With Malice was a relatively tame thriller insofar as action and adrenaline, but a no less enjoyable read for its more character-driven focus. Jill is a less than reliable narrator due to her traumatic brain injury and amnesia, a key factor that makes for some captivating reading, as you question her every thought and sense of self. Interspersed between chapters of Jill’s narrative, the author has shrewdly added police transcripts, Facebook comments, text messages and blog posts that offer numerous points of view and give the reader an array of perceived truths to parse through, making an already nebulous situation all the more murky and adding to the tale’s suspense.

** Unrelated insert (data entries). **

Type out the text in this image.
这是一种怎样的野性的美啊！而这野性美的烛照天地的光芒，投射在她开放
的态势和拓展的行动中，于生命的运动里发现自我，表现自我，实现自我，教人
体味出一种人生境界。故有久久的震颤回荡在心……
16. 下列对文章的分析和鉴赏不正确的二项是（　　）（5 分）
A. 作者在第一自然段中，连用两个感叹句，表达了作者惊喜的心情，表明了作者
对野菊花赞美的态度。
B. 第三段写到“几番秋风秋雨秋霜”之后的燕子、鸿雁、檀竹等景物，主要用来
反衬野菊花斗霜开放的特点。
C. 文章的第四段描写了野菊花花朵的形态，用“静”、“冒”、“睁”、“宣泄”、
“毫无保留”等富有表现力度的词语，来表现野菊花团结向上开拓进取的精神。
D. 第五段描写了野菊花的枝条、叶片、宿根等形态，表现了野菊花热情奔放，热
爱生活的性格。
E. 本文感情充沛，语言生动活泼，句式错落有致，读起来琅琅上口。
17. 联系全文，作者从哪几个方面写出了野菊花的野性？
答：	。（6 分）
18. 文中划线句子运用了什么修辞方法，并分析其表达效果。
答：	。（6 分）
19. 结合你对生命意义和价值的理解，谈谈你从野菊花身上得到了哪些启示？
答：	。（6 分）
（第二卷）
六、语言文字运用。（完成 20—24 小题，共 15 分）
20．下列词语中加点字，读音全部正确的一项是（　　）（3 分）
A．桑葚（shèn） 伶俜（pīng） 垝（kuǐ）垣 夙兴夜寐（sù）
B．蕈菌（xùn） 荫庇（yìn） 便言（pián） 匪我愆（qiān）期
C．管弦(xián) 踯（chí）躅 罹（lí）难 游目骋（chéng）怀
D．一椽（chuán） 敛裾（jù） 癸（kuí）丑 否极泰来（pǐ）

While some may take issue with the use of amnesia as a plot device I found it to be pure genius on the author’s part, as it added such a suspenseful dynamic to the mystery. Angel or vixen, victim or villain, the truth of Jill depends on each person’s perception and adds another facet to the mystery given her own self-doubts. As Jill struggles through her recovery, both she and the reader labor with the question of how you grasp the truth when even your memories can’t be trusted? Are we editors of our own memories and truths, unable or unwilling to believe that we are the kind of person capable of unspeakable evil?
With Malice was a twisty and satisfying read with a compelling mystery, which on a more thought-provoking note raises the question of the link between truth and memory and our sense of self, and what remains of both when memory is lost.